Кнопфельмахер этого не знал, но так как он привык по тону вопроса угадывать, какого ответа от него ждут, усердно закивал.

— Следовательно, мы находимся здесь в немецкой пивной. Можешь увидеть хотя бы по тому, что здесь потолок в форме креста… посмотри вверх, ты, обезьяна.

Кнопфельмахер посмотрел вверх и кивнул, что, однако, совершенно непредвиденно отвлекло Фордеггера и до такой степени спутало его мысли, что он забыл изложить следующий пункт своих рассуждений, а именно, пожаловаться, что немецкие пивные находятся в городе Праге в подземелье.

— А ты знаешь, Кнопфельмахер, почему у вас в Альтнойшуль в крестовине свода пять выступов?

Кнопфельмахер, как от него и ждали, мотнул головой; он мотнул бы головой и в том случае, если б понял вопрос и знал на него ответ.

— Ты этого не знаешь. Ты глупая обезьяна, ты просто идиот. Слушай, я тебе объясню: в крестовине пять выступов, чтобы она не выглядела как крест. Потому что евреи в еврейской синагоге не хотят иметь крест. Я знаю это от Тауссига. Тауссиг — высокообразованный человек и не врет. Просто подлость, что его у меня забрали. Всё эта сволочь Качорский. Я лично ничего не имею против евреев. Среди них есть и приличные. Например, Тауссиг, и ты тоже. Меня это устраивает. Мне наплевать, хотят они крест или нет. Пусть славится Иисус Христос. Хайль Гитлер! Будем здоровы! — Он поднял рюмку, но, обессилев от длинной речи и так и не отпив, поставил ее обратно на стол.

Кнопфельмахер напряженно слушал, и то, что он понимал из слов Фордеггера, ясно отпечатывалось на его лице: при упоминании Тауссига на нем появилось плачущее выражение, от имени Качорского он скривился от отвращения, а когда услышал похвалу себе, расплылся в благодарной ухмылке. Только при объяснении про пятый выступ лицо его осталось пустым.

Вообще-то Фордеггеру повезло, что он находился не в немецкой, а в чешской пивной, где никто, кроме Кнопфельмахера, не обратил внимания на его высказывания.

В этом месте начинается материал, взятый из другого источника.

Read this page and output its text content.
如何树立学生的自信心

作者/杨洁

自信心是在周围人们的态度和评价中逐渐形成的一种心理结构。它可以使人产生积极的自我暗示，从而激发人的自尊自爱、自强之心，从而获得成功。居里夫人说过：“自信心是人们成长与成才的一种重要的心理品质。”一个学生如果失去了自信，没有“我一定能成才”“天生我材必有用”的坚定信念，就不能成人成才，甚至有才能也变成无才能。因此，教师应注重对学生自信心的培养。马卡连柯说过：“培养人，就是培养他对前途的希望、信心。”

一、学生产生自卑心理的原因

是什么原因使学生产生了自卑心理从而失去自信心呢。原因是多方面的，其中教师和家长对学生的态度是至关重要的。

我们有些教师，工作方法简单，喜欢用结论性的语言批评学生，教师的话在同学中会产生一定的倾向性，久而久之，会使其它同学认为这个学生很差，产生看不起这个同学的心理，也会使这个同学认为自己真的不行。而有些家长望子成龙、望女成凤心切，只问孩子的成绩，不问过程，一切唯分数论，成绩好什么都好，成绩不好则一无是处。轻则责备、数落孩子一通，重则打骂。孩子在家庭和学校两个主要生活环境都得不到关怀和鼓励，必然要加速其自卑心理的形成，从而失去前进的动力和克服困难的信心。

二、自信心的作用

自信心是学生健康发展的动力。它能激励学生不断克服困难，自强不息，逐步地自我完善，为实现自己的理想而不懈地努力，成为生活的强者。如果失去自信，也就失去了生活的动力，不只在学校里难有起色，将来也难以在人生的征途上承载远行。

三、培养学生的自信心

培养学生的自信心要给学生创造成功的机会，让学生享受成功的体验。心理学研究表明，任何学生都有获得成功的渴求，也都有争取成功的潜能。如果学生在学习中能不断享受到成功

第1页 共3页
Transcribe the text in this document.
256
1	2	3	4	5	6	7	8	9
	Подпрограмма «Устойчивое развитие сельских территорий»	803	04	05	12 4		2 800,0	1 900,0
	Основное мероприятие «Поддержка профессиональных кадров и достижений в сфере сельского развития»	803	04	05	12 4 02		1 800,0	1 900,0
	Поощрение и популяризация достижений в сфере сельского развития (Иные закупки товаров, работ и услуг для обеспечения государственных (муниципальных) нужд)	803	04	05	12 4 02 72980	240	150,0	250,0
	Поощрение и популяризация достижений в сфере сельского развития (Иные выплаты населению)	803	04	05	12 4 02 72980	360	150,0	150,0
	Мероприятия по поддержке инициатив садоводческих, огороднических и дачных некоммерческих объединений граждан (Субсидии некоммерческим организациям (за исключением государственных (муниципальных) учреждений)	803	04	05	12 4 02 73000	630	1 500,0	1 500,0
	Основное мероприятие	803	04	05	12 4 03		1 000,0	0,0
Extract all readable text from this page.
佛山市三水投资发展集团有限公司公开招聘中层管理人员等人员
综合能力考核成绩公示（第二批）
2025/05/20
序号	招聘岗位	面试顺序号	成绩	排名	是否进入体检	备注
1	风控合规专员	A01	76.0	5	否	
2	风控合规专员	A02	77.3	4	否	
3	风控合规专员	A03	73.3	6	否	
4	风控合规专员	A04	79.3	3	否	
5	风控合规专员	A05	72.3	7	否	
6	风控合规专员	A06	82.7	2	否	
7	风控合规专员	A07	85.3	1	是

Несколько минут он сидел молча, потом кликнул кельнера, собираясь расплатиться. Но так уж получилось, что в планах его не было никакой твердости, и вместо того чтобы попросить счет, он заказал еще два пива и одну сливовицу. Когда Фордеггер вышел из пивной, над городом лежала ночь, но, несмотря на затемнение, густой тьмы не было, потому что небо сияло звездами, и луна в нем стояла почти полная. От звездной ночи в полнолуние темный город Прага казался очарованным и волшебным: на Карловом мосту вздымались черные тени статуй и крестов, королей и святых — здесь один, и там один, а вот там их сразу трое или четверо; обратившись друг к другу, они застыли в торжественных позах, а всех выше, на каменном постаменте, — покровитель всех мостов и всех богемцев Святой Непомук с предостерегающе поднятым пальцем. И совсем близко к берегу, что на Малой Стране, — Распятый на кресте и трижды повторенные благодарственные слова еврейскими буквами: фигура, воздвигнутая в знак покаяния одним евреем, который поначалу бесчестил Спасителя, — память о давно прошедших временах мракобесия и произвола.

— Ты можешь прочесть, Кнопфельмахер?

Фордеггер остановился и показал на надпись с правой и левой стороны распятия; он знает только немецкий перевод: «Свят, Свят, Свят Господь, предводитель воинств» — это ему сказал Тауссиг; пятый выступ — далеко не все, что он усвоил из этой специальной области, он не такой болван, как этот Кнопфельмахер, который стоит с опущенной головой и даже не пытается прочесть высеченную в металле надпись.

Кодойш, кодойш, кодойш, Адонай цвоойс, — говорит Кнопфельмахер, не поднимая головы. Школьный древнееврейский с трудом сходит с губ, он никогда не произносил так много слов без остановки и никогда не говорил так громко и четко.

— Вот это да… Я удивлен. — Фордеггер смотрит на него, недоверчиво прищурив глаза. — Ну прямо настоящий ученый!

Теперь Кнопфельмахер должен бы поднять глаза и кивнуть, а он все еще стоит неподвижно. Нет, все-таки переменил позу. Тыльной стороной правой руки он проводит по лбу. Медленно и неловко, слева направо, может быть, хочет отереть вдруг выступивший пот, может быть, смахнуть дурной сон, в темноте нельзя сказать с точностью. Лишь теперь он поднимает голову и ухмыляется. И это другая ухмылка, не та, что обычно, это почти улыбка, она осветила его тупое плоское лицо, которое он на секунду обратил вверх, к звездному небу и луне, словно действительно оттуда послано ему было вдохновение и пришел тот ответ, что наполняет его такой гордостью, — вдохновение, отрада и изнеможение.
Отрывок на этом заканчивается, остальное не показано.